M. le président. La parole est à Mme Nicole Ameline.

Mme Nicole Ameline. Monsieur le président, madame la garde des sceaux, monsieur le rapporteur, mes chers collègues, si l’instant n’était pas si grave et si important pour la France, je dirais que nous vivons un pur moment de diversion politique. En effet, dans l’incapacité dans laquelle vous êtes, mesdames, messieurs les députés de l’opposition, de vous accorder sur l’enjeu majeur que représente pour l’histoire de notre pays le vote de la loi autorisant le Parlement à ratifier le nouveau traité européen, pensez-vous sérieusement servir l’image, déjà bien floue, de l’opposition par cette initiative à la fois infondée et inopportune ? Quant au Parlement, vous en affaiblissez ainsi la légitimité au moment même où l’Europe en renforce le poids.

M. Jean-Pierre Brard. Vous ne manquez pas d’audace !

Mme Nicole Ameline. C’est oublier nos partenaires européens, dont la quasi-totalité s’étaient déjà prononcés favorablement sur le projet de Constitution…

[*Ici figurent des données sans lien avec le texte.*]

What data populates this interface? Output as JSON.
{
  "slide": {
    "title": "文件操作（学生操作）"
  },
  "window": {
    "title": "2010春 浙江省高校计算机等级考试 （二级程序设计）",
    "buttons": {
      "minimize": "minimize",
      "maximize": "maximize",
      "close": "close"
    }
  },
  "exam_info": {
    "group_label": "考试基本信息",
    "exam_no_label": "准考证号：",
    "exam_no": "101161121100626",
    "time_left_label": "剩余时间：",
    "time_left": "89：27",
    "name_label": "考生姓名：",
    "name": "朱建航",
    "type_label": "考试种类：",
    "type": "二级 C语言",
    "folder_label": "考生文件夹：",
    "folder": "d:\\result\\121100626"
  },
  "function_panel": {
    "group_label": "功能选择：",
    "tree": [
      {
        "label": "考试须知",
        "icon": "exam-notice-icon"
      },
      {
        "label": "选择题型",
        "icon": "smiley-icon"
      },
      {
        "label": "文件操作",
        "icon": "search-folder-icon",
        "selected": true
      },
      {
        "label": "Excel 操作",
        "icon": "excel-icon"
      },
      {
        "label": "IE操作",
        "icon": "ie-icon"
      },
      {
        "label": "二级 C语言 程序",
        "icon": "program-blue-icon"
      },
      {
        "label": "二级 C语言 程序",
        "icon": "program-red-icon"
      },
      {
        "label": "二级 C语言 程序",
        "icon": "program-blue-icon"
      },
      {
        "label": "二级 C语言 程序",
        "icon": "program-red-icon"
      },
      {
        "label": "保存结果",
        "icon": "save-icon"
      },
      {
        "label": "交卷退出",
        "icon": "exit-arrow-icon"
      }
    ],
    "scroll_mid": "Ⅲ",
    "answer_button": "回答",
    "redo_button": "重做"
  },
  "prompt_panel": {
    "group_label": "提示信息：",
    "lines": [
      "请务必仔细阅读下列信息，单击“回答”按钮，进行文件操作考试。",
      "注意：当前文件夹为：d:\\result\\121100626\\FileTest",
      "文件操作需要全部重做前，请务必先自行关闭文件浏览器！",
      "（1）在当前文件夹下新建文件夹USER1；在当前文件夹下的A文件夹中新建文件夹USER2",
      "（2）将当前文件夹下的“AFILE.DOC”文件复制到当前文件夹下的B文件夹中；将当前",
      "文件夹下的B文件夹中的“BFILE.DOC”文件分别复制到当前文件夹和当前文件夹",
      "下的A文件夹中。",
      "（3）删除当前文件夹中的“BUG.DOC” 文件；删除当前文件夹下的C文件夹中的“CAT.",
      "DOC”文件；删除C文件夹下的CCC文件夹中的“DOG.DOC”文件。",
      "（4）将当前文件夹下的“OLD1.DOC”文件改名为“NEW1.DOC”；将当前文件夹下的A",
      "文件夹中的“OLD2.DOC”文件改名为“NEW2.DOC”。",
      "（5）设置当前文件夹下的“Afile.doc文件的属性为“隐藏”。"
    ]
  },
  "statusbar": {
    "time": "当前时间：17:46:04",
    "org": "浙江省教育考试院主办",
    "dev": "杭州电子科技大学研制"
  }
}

M. Pierre Gosnat. Sans référendum !

Mme Nicole Ameline. …et dont dix-sept d’entre eux ont donné leur accord politique au traité de Lisbonne, à l’instar de l’Espagne, qui, après avoir obtenu un référendum favorable, se prononcera aujourd’hui par la voie parlementaire. C’est oublier les peuples européens, qui ont tout à gagner d’un renforcement de l’Europe dans un monde dont on connaît les risques et les défis. C’est oublier la France, qui se bat aujourd’hui avec le Président de la République pour retrouver sa force et sa place en Europe à quelques mois de la présidence européenne.

L’histoire jugera. Elle ne retiendra sans doute rien d’une proposition éphémère, mais elle sera sévère pour celles et ceux qui ont privilégié le passé sur l’avenir, l’immobilisme sur le changement.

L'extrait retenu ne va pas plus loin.